Dopo essersi ripresi dalla chirurgia, la maggior parte delle persone alla fine si adatta a mangiare con il sistema digestivo modificato, anche se questo può richiedere molti mesi. Alcuni pazienti sviluppano la sindrome da dumping, una condizione in cui il cibo si muove troppo rapidamente dallo stomaco nell’intestino tenue, causando nausea, crampi, diarrea e sensazione di svenimento dopo aver mangiato. Mangiare pasti più piccoli, evitare cibi molto dolci e sdraiarsi per un breve periodo dopo aver mangiato può aiutare a gestire i sintomi della sindrome da dumping. Con il tempo e gli adattamenti dietetici, molte persone trovano una nuova normalità nei loro modelli alimentari, anche se di solito devono mangiare in modo diverso rispetto a prima della diagnosi[25].
Cure di follow-up e monitoraggio
Dopo aver completato il trattamento iniziale per il cancro gastroesofageo, gli appuntamenti di follow-up regolari sono cruciali per rilevare eventuali segni che il cancro possa tornare e per gestire gli effetti a lungo termine del trattamento. Durante i primi due anni dopo il trattamento, quando il rischio di recidiva è più alto, i medici raccomandano tipicamente appuntamenti ogni tre-sei mesi. Queste visite includono un esame fisico, una discussione di eventuali nuovi sintomi e spesso test di imaging come TC o endoscopia per guardare all’interno dell’esofago e dello stomaco. Possono anche essere eseguiti esami del sangue per controllare lo stato di salute generale e nutrizionale[22].
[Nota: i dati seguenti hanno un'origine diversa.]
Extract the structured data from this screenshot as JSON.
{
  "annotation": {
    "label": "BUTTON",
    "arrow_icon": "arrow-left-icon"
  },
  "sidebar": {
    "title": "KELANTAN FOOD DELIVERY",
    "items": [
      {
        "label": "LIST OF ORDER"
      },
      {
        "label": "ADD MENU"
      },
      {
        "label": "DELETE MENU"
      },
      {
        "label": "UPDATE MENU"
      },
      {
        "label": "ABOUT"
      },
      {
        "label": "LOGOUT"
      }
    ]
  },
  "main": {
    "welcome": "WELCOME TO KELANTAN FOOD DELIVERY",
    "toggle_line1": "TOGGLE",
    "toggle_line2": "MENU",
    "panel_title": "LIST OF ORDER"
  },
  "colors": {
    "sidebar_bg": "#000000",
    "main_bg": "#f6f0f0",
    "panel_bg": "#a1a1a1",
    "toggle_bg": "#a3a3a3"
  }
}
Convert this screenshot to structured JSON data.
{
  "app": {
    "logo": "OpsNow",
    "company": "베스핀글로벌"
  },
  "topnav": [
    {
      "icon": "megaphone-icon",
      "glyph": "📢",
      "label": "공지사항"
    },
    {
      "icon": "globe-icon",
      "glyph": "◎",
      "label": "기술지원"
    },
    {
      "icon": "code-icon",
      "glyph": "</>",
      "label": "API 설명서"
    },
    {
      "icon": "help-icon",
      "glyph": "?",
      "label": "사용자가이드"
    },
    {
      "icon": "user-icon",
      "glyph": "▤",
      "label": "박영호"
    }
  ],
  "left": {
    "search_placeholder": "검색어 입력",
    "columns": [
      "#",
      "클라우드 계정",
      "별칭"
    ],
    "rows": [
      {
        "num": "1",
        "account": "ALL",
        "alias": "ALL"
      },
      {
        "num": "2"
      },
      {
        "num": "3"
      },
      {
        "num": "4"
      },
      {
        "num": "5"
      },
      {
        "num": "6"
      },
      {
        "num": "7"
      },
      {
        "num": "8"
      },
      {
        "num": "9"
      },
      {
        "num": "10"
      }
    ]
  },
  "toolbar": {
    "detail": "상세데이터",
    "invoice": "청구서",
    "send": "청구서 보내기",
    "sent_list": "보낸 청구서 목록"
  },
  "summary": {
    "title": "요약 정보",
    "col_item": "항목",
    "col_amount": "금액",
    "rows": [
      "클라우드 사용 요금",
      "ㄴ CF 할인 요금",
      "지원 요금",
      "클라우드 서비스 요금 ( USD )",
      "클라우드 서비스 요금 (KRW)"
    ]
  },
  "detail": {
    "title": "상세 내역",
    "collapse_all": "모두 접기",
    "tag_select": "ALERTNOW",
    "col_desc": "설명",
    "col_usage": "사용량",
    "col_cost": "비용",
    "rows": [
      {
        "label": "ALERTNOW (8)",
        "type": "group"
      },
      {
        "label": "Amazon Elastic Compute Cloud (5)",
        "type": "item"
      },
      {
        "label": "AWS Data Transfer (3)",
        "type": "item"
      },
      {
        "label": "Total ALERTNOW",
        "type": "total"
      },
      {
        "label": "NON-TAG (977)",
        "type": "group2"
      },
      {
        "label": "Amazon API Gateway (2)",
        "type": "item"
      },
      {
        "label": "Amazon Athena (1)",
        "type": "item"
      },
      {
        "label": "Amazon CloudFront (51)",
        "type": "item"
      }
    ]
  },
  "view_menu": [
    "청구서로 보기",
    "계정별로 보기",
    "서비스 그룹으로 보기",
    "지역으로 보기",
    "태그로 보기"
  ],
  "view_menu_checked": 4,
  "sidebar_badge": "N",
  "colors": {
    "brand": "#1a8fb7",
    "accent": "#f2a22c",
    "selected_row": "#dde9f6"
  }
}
I pazienti dovrebbero segnalare immediatamente eventuali sintomi preoccupanti piuttosto che aspettare un appuntamento programmato. I segnali di allarme che potrebbero indicare una recidiva del cancro includono nuova o peggiorata difficoltà a deglutire, perdita di peso involontaria, dolore persistente al petto o alla schiena, vomito di sangue o feci nere e catramose. Mentre questi sintomi possono avere cause diverse dalla recidiva del cancro, richiedono una valutazione medica immediata[22].
I sopravvissuti a lungo termine del cancro gastroesofageo spesso necessitano di supporto continuo per problemi nutrizionali, poiché i cambiamenti al loro sistema digestivo sono permanenti. Alcune persone richiedono integratori di vitamine e minerali, in particolare vitamina B12, ferro, calcio e vitamina D, che potrebbero non essere assorbiti correttamente dopo la chirurgia dello stomaco. Il monitoraggio regolare dello stato nutrizionale aiuta i medici a identificare e correggere le carenze prima che causino problemi seri[25].